Shamelessly borrowed from http://www.cs.northwestern.edu/~riesbeck/proofs.html. A more complete list has been compiled here. Also, this medium article has a more pictoral representation.

Dana Angluin’s List of Proof Techniques

  • Proof by example:

      The author gives only the case n=2 and suggests that it contains most of the ideas of the general proof.
    
  • Proof by intimidation:

      'Trivial.'
    
  • Proof by vigorous handwaving:

      Works well in a classroom or seminar setting.
    
  • Proof by cumbersome notation:

      Best done with access to at least four alphabets and special symbols.
    
  • Proof by exhaustion:

      An issue or two of a journal devoted to your proof is useful.
    
  • Proof by omission:

      'The reader may easily supply the details.'
      'The other 253 cases are analogous.'
      '...'
    
  • Proof by obfuscation:

      A long plotless sequence of true and/or meaningless syntactically related statements.
    
  • Proof by wishful citation:

      The author cites the negation, converse, or generalization of a theorem from the literature to support his claims.
    
  • Proof by funding:

      How could three different government agencies be wrong?
    
  • Proof by eminent authority:

      'I saw Karp in the elevator and he said it was probably NP-complete.'
    
  • Proof by personal communication:

      'Eight-dimensional colored cycle stripping is NP-complete' [Karp, personal commmunication].
    
  • Proof by reduction to the wrong problem:

      'To see that infinite-dimensional colored cycle stripping is decidable, we reduce it to the halting problem.'
    
  • Proof by reference to inaccessible literature:

      The author cites a simple corollary of a theorem to be found in a privately circulated memoir of the Slovenian Philological Society, 1883.
    
  • Proof by importance:

      A large body of useful consequences all follow from the proposition in question.
    
  • Proof by accumulated evidence:

      Long and diligent search has not revealed a counterexample.
    
  • Proof by cosmology:

      The negation of the proposition is unimaginable or meaningless.

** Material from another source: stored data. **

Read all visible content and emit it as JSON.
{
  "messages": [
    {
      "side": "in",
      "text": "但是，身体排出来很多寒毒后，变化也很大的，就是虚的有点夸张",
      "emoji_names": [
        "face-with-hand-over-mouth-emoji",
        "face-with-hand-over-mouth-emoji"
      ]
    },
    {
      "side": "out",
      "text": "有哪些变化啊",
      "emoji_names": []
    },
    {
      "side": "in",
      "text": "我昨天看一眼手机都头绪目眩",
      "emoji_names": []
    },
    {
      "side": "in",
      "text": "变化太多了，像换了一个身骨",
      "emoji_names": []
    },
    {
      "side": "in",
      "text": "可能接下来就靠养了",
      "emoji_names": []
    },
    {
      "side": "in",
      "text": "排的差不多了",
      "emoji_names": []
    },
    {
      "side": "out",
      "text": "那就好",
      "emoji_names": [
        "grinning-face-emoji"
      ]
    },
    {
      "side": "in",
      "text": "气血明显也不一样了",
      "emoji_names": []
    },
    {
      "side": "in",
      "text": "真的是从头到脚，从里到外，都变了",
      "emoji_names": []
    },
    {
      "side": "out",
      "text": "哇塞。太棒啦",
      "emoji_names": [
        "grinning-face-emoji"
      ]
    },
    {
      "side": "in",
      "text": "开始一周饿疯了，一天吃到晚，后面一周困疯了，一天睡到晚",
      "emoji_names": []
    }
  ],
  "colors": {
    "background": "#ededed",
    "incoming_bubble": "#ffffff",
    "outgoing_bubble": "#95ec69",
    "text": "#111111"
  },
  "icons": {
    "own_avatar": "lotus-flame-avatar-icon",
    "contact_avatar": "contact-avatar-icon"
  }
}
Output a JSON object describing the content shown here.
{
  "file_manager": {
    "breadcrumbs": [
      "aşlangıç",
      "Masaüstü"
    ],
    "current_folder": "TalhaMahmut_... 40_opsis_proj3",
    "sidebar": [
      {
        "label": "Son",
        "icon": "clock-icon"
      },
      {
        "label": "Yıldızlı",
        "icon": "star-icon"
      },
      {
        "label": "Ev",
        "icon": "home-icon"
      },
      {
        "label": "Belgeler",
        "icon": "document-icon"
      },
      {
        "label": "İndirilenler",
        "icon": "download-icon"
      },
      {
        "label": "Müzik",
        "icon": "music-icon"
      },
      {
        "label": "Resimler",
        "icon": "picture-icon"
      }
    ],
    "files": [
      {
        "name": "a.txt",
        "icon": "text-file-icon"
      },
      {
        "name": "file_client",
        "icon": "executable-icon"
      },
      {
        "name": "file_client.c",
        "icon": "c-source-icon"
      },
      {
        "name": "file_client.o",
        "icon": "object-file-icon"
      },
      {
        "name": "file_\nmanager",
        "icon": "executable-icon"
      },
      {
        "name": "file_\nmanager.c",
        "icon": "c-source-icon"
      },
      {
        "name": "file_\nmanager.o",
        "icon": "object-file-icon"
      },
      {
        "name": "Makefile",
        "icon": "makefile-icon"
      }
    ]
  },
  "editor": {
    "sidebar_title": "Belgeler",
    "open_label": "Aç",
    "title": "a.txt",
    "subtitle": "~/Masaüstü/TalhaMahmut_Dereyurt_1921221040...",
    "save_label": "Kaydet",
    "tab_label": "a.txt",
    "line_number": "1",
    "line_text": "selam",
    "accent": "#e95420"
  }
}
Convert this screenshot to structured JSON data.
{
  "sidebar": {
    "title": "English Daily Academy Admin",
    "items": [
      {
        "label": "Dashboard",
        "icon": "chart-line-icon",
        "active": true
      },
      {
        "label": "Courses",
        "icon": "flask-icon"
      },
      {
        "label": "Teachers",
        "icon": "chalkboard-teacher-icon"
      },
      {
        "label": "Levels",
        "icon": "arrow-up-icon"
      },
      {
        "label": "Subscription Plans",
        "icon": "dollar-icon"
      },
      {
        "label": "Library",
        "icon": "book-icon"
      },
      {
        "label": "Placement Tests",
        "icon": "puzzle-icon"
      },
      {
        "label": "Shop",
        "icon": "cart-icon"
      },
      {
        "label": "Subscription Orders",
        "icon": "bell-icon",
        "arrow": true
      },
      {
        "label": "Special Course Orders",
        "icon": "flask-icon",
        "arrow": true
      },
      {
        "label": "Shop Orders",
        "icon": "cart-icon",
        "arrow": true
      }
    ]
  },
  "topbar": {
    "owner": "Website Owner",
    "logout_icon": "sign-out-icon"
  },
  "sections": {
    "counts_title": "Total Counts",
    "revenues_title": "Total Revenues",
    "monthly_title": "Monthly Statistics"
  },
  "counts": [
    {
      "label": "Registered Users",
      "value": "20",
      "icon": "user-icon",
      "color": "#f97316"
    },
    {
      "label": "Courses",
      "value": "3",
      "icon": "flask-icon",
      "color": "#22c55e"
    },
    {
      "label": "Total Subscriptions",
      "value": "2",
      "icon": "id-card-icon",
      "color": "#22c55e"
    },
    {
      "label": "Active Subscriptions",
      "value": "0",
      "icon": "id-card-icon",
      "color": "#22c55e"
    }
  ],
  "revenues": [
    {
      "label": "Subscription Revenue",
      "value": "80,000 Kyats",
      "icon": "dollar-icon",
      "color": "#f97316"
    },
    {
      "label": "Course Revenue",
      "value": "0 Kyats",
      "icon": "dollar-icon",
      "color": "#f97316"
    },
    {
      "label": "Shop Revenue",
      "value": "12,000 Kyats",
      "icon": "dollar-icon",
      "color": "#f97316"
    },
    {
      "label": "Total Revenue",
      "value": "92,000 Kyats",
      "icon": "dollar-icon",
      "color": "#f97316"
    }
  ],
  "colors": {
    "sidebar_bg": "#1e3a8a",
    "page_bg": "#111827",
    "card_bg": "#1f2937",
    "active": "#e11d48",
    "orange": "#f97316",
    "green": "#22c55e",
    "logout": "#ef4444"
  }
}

Popular for proofs of the existence of God.
    
  • Proof by mutual reference:

      In reference A, Theorem 5 is said to follow from Theorem 3 in reference B, which is shown to follow from Corollary 6.2 in reference C, which is an easy consequence of Theorem 5 in reference A.
    
  • Proof by meta-proof:

      A method is given to construct the desired proof. The correctness of the method is proved by any of these techniques.
    
  • Proof by picture:

      A more convincing form of proof by example. Combines well with proof by omission.
    
  • Proof by vehement assertion:

      It is useful to have some kind of authority relation to the audience.
    
  • Proof by ghost reference:

      Nothing even remotely resembling the cited theorem appears in the reference given.
    
  • Proof by forward reference:

      Reference is usually to a forthcoming paper of the author, which is often not as forthcoming as at first.
    
  • Proof by semantic shift:

      Some standard but inconvenient definitions are changed for the statement of the result.
    
  • Proof by appeal to intuition:

      Cloud-shaped drawings frequently help here.